VsusP

Introduction

In the context of Gaussian linear models, the package proposes a solution of the variable selection problem using Shrinkage priors. First obtain a posterior distribution of the number of significant variables by clustering the significant variables and the noise coefficients and obtaining samples from this distribution using MCMC. Then, the significant variables are estimated from the posterior median of absolute beta. This approach requires only one tuning parameters and is applicable to continuous shrinkage priors as well.
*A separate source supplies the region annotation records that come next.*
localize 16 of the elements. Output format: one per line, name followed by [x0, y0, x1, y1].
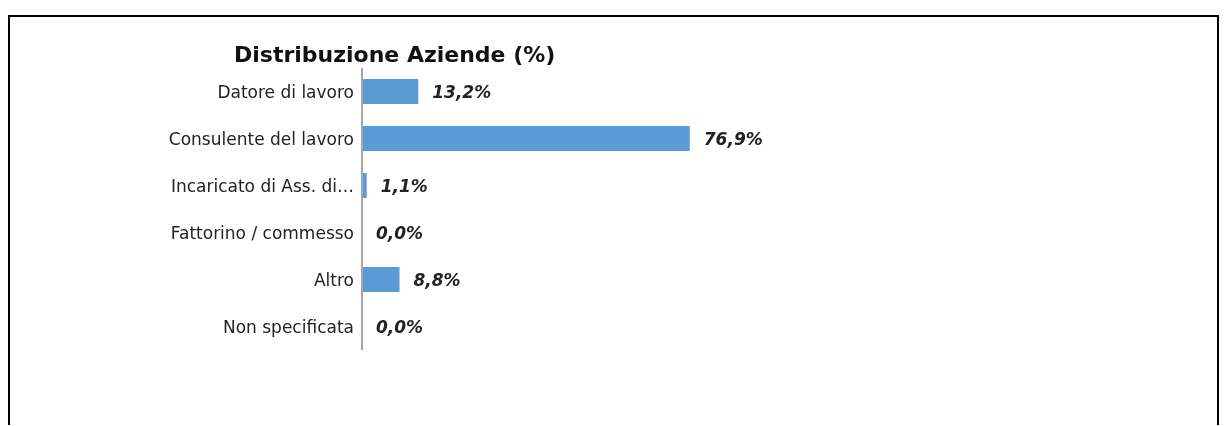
data-label: 13,2%	[432, 81, 492, 102]
y-tick-label: Datore di lavoro	[217, 81, 354, 102]
data-label: 76,9%	[703, 128, 763, 149]
data-label: 0,0%	[376, 316, 424, 337]
y-tick-label: Altro	[313, 269, 354, 290]
y-tick-label: Non specificata	[222, 316, 354, 337]
y-tick-label: Incaricato di Ass. di…	[170, 175, 354, 196]
bar	[362, 79, 419, 104]
data-label: 8,8%	[413, 269, 461, 290]
chart-title: Distribuzione Aziende (%)	[234, 42, 556, 67]
y-tick-label: Fattorino / commesso	[170, 222, 354, 243]
bar	[362, 126, 690, 151]
y-tick-label: Consulente del lavoro	[168, 128, 354, 149]
bar	[362, 267, 400, 292]
data-label: 1,1%	[380, 175, 428, 196]
data-label: 0,0%	[376, 222, 424, 243]
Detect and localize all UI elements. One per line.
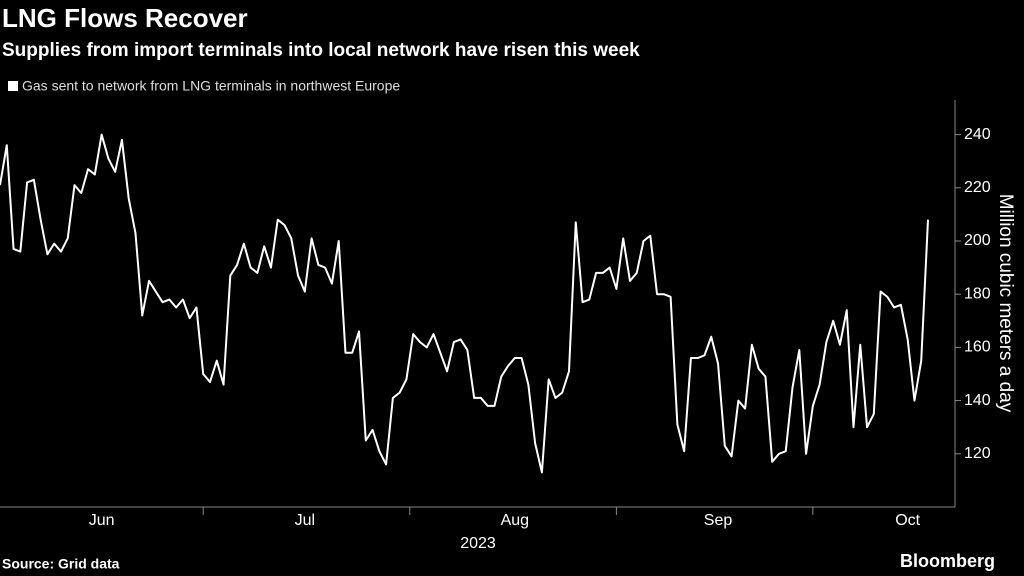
y-tick-label: 180 — [964, 285, 991, 302]
brand: Bloomberg — [900, 551, 995, 571]
x-tick-label: Jun — [89, 512, 115, 529]
x-tick-label: Oct — [895, 512, 920, 529]
y-axis-label: Million cubic meters a day — [995, 194, 1016, 413]
data-line — [0, 133, 929, 474]
y-tick-label: 200 — [964, 232, 991, 249]
y-tick-label: 240 — [964, 126, 991, 143]
x-tick-label: Aug — [501, 512, 529, 529]
source: Source: Grid data — [2, 556, 120, 572]
legend-swatch — [8, 81, 18, 91]
y-tick-label: 140 — [964, 392, 991, 409]
legend-label: Gas sent to network from LNG terminals i… — [22, 78, 400, 94]
chart-subtitle: Supplies from import terminals into loca… — [2, 40, 640, 61]
x-tick-label: Jul — [295, 512, 315, 529]
x-tick-label: Sep — [704, 512, 733, 529]
x-axis-label: 2023 — [460, 535, 496, 552]
y-tick-label: 120 — [964, 445, 991, 462]
chart-title: LNG Flows Recover — [2, 3, 248, 33]
y-tick-label: 160 — [964, 339, 991, 356]
y-tick-label: 220 — [964, 179, 991, 196]
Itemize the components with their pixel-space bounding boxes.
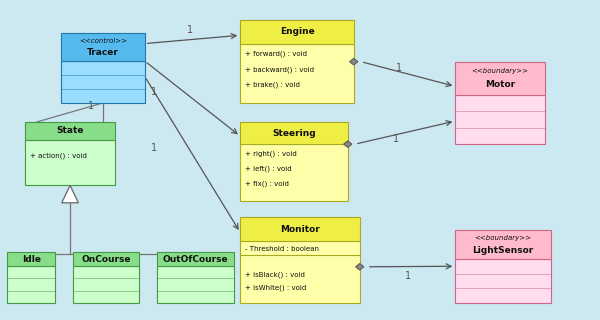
Text: 1: 1 — [88, 101, 94, 111]
Text: <<boundary>>: <<boundary>> — [472, 68, 529, 74]
Text: Motor: Motor — [485, 80, 515, 89]
Bar — [7, 252, 55, 266]
Text: + left() : void: + left() : void — [245, 166, 292, 172]
Text: <<boundary>>: <<boundary>> — [475, 235, 532, 241]
Bar — [157, 266, 235, 303]
Bar — [240, 217, 360, 241]
Text: - Threshold : boolean: - Threshold : boolean — [245, 246, 319, 252]
Bar — [240, 144, 348, 201]
Text: 1: 1 — [405, 271, 411, 281]
Bar — [73, 266, 139, 303]
Text: Idle: Idle — [22, 255, 41, 264]
Text: Engine: Engine — [280, 28, 314, 36]
Bar — [25, 140, 115, 185]
Text: + isBlack() : void: + isBlack() : void — [245, 272, 305, 278]
Bar — [455, 62, 545, 95]
Text: Tracer: Tracer — [87, 48, 119, 57]
Text: + isWhite() : void: + isWhite() : void — [245, 285, 307, 291]
Bar — [7, 266, 55, 303]
Text: + right() : void: + right() : void — [245, 151, 297, 157]
Polygon shape — [356, 263, 364, 270]
Bar — [73, 252, 139, 266]
Bar — [61, 61, 145, 103]
Text: 1: 1 — [396, 63, 402, 73]
Bar — [240, 20, 354, 44]
Text: + action() : void: + action() : void — [30, 153, 87, 159]
Text: LightSensor: LightSensor — [472, 246, 533, 255]
Bar — [455, 259, 551, 303]
Text: + forward() : void: + forward() : void — [245, 51, 307, 57]
Text: + fix() : void: + fix() : void — [245, 181, 289, 187]
Polygon shape — [350, 58, 358, 65]
Text: 1: 1 — [151, 143, 157, 153]
Polygon shape — [344, 141, 352, 148]
Polygon shape — [62, 185, 79, 203]
Text: 1: 1 — [151, 87, 157, 98]
Bar — [240, 44, 354, 103]
Text: + brake() : void: + brake() : void — [245, 82, 300, 88]
Bar — [455, 230, 551, 259]
Text: State: State — [56, 126, 84, 135]
Bar — [240, 122, 348, 144]
Text: + backward() : void: + backward() : void — [245, 66, 314, 73]
Bar — [25, 122, 115, 140]
Bar — [61, 33, 145, 61]
Bar — [455, 95, 545, 144]
Text: 1: 1 — [393, 134, 399, 144]
Bar — [157, 252, 235, 266]
Text: OnCourse: OnCourse — [81, 255, 131, 264]
Text: 1: 1 — [187, 25, 193, 35]
Text: <<control>>: <<control>> — [79, 38, 127, 44]
Text: OutOfCourse: OutOfCourse — [163, 255, 228, 264]
Text: Steering: Steering — [272, 129, 316, 138]
Bar — [240, 241, 360, 303]
Text: Monitor: Monitor — [280, 225, 320, 234]
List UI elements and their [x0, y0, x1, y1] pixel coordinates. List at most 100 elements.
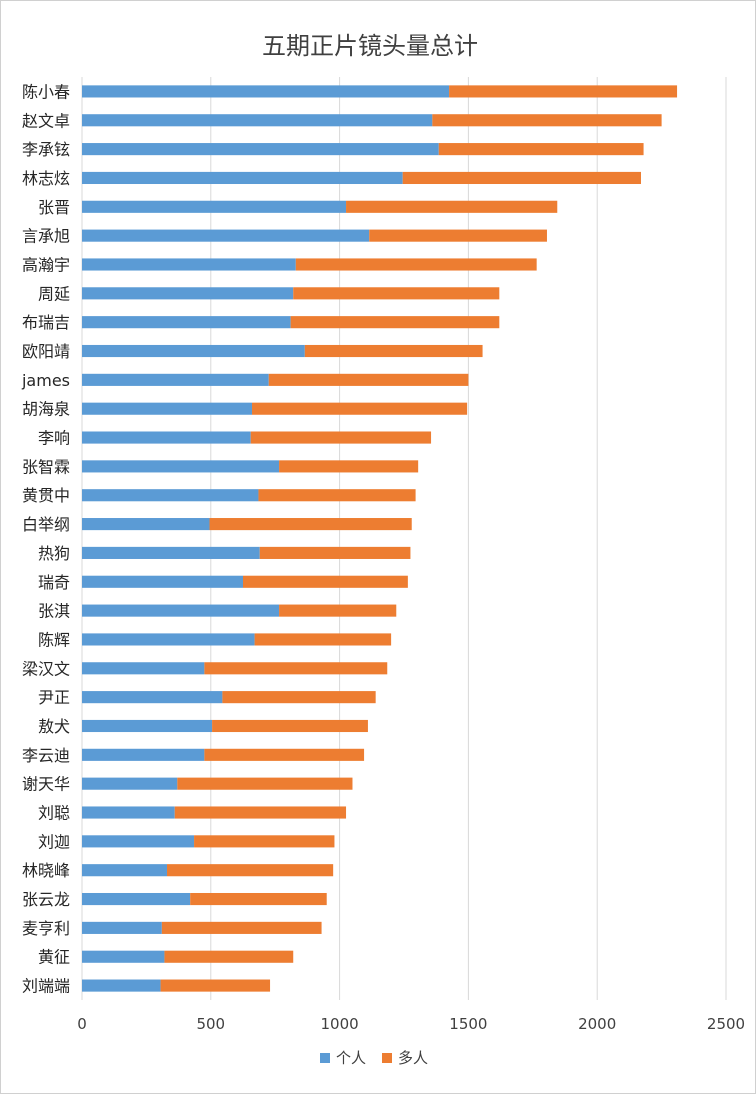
- legend-label: 个人: [336, 1049, 366, 1067]
- x-tick-label: 2000: [578, 1015, 616, 1033]
- bar-group: [290, 316, 500, 329]
- category-label: 林志炫: [22, 169, 70, 188]
- chart-title: 五期正片镜头量总计: [262, 32, 478, 60]
- category-label: 胡海泉: [22, 400, 70, 419]
- x-tick-label: 2500: [707, 1015, 745, 1033]
- bar-individual: [82, 575, 243, 588]
- category-label: 刘端端: [22, 977, 70, 996]
- category-label: 热狗: [38, 544, 70, 563]
- bars: [82, 85, 678, 992]
- category-label: 林晓峰: [22, 861, 70, 880]
- bar-individual: [82, 806, 175, 819]
- category-label: 赵文卓: [22, 111, 70, 130]
- bar-group: [279, 460, 419, 473]
- bar-individual: [82, 979, 161, 992]
- bar-individual: [82, 719, 213, 733]
- category-label: 高瀚宇: [22, 255, 70, 274]
- category-label: 张云龙: [22, 890, 70, 909]
- bar-individual: [82, 950, 165, 963]
- bar-group: [204, 662, 388, 675]
- bar-individual: [82, 143, 439, 156]
- bar-individual: [82, 518, 210, 531]
- category-label: 尹正: [38, 688, 70, 707]
- category-label: 张淇: [38, 602, 70, 621]
- bar-group: [402, 171, 641, 185]
- bar-group: [250, 431, 432, 444]
- category-label: 陈辉: [38, 630, 70, 649]
- category-label: 李云迪: [22, 746, 70, 765]
- bar-individual: [82, 200, 347, 213]
- bar-individual: [82, 633, 255, 646]
- category-label: 梁汉文: [22, 659, 70, 678]
- category-label: 瑞奇: [38, 573, 70, 592]
- bar-individual: [82, 316, 291, 329]
- category-label: 欧阳靖: [22, 342, 70, 361]
- category-label: 麦亨利: [22, 919, 70, 938]
- legend-swatch: [320, 1053, 330, 1063]
- category-label: 黄贯中: [22, 486, 70, 505]
- category-label: james: [21, 371, 70, 390]
- bar-group: [222, 691, 376, 704]
- bar-group: [204, 748, 365, 761]
- bar-individual: [82, 287, 294, 300]
- bar-individual: [82, 835, 195, 848]
- bar-group: [167, 864, 334, 877]
- bar-group: [254, 633, 392, 646]
- bar-individual: [82, 604, 280, 617]
- category-label: 谢天华: [22, 775, 70, 794]
- category-label: 黄征: [38, 948, 70, 967]
- category-label: 言承旭: [22, 227, 70, 246]
- bar-group: [174, 806, 347, 819]
- bar-group: [449, 85, 678, 98]
- x-tick-label: 500: [196, 1015, 225, 1033]
- bar-individual: [82, 344, 305, 358]
- bar-group: [252, 402, 468, 415]
- legend: 个人 多人: [320, 1049, 428, 1067]
- bar-group: [295, 258, 537, 271]
- bar-individual: [82, 431, 251, 444]
- x-axis-tick-labels: 0 500 1000 1500 2000 2500: [77, 1015, 745, 1033]
- bar-individual: [82, 114, 433, 127]
- bar-group: [209, 518, 412, 531]
- category-label: 敖犬: [38, 717, 70, 736]
- bar-group: [161, 921, 322, 934]
- bar-group: [438, 143, 644, 156]
- category-label: 李响: [38, 429, 70, 448]
- bar-individual: [82, 402, 253, 415]
- bar-individual: [82, 777, 178, 790]
- category-label: 周延: [38, 284, 70, 303]
- x-tick-label: 0: [77, 1015, 87, 1033]
- legend-swatch: [382, 1053, 392, 1063]
- category-label: 刘迦: [38, 832, 70, 851]
- bar-individual: [82, 85, 450, 98]
- category-label: 刘聪: [38, 804, 70, 823]
- bar-individual: [82, 892, 191, 906]
- bar-individual: [82, 864, 168, 877]
- category-label: 李承铉: [22, 140, 70, 159]
- bar-individual: [82, 748, 205, 761]
- category-label: 布瑞吉: [22, 313, 70, 332]
- bar-group: [279, 604, 397, 617]
- bar-group: [293, 287, 500, 300]
- bar-individual: [82, 546, 260, 559]
- bar-group: [432, 114, 662, 127]
- bar-group: [190, 892, 327, 906]
- category-label: 张晋: [38, 198, 70, 217]
- category-label: 陈小春: [22, 82, 70, 101]
- bar-group: [212, 719, 368, 733]
- bar-individual: [82, 171, 403, 185]
- bar-group: [164, 950, 294, 963]
- category-label: 张智霖: [22, 457, 70, 476]
- gridlines: [81, 77, 727, 1000]
- bar-group: [258, 489, 416, 502]
- bar-group: [194, 835, 335, 848]
- x-tick-label: 1500: [449, 1015, 487, 1033]
- bar-group: [243, 575, 408, 588]
- bar-group: [346, 200, 558, 213]
- bar-individual: [82, 373, 269, 386]
- bar-group: [304, 344, 483, 358]
- legend-label: 多人: [398, 1049, 428, 1067]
R-CMD-check Codecov test coverage

Getting Started

These instructions will install the package to your computer.

Prerequisites

In order to install the package directly from Github, you need to have the devtools package:

install.packages("devtools")

Installation

To install the package from Github, first load devtools:

library(devtools)

Next, install VsusP as follows:

devtools::install_github("nilson01/VsusP")

The package can now be loaded into R and used:

library(VsusP)

Example

To provide an example of the VsusP package, we will first simulate some data:

# install.packages("MASS") # if not yet installed
library(MASS)
set.seed(20221208)
sim.XY <- function(n, p, beta) {
  X <- matrix(rnorm(n * p), n, p)
  Y <- as.vector(X %*% beta + rnorm(n, 0, 1))
  return(list(X = X, Y = Y, beta = beta))
}

n <- 100
p <- 20
beta <- exp(rnorm(p))
data <- sim.XY(n, p, beta)

The function Sequential2Means is used get the samples of Beta and H.b.i. Beta can be calculated using different shrinkage priors and gibbs sampling technique, whereas H.b.i is the estimated number of signals corresponding to each tuning parameter b.i that is computed using S2M algorithm. If the Beta matrix is available prior, then H.b.i is recommended to be computed using Sequential2MeansBeta.

b.i <- seq(0, 1, 0.05)
S2M <- Sequential2Means(X = data$X, Y = data$Y, b.i = b.i, prior = "horseshoe+", n.samples = 5000, burnin = 2000)
Beta <- S2M$Beta
H.b.i <- S2M$H.b.i

Then, using the result from Sequential2Means or Sequential2MeansBeta, appropriate tuning parameter can be estimated using b.i Vs H.b.i plot from OptimalHbi function.

OptimalHbi(bi = b.i, Hbi = H.b.i)

Finally, the indices of important subset of variables can be obtained using S2MVarSelection function. The input parameter H is the optimal H.b.i value from the selected tuning parameter in OptimalHbi function. Also, Beta is the user defined matrix or the matrix derived from Sequential2Means function.

H <- 17
impVariablesGLM <- S2MVarSelection(Beta, H)
impVariablesGLM

There are several other variants of these functions as per input cases. For example: Sequential2MeansBeta and S2MVarSelectionV1. Check the documentation for the different functions on options and details, using e.g., ?Sequential2Means.

References

R Core Team (2022). R: A language and environment for statistical computing. R Foundation for Statistical Computing, Vienna, Austria. URL https://www.R-project.org/.

Li, H., & Pati, D. (2020) “Variable Selection Using Shrinkage Priors.” Computational Statistics & Data Analysis, 107, pp.107-119. doi:10.1016/j.csda.2020.106839.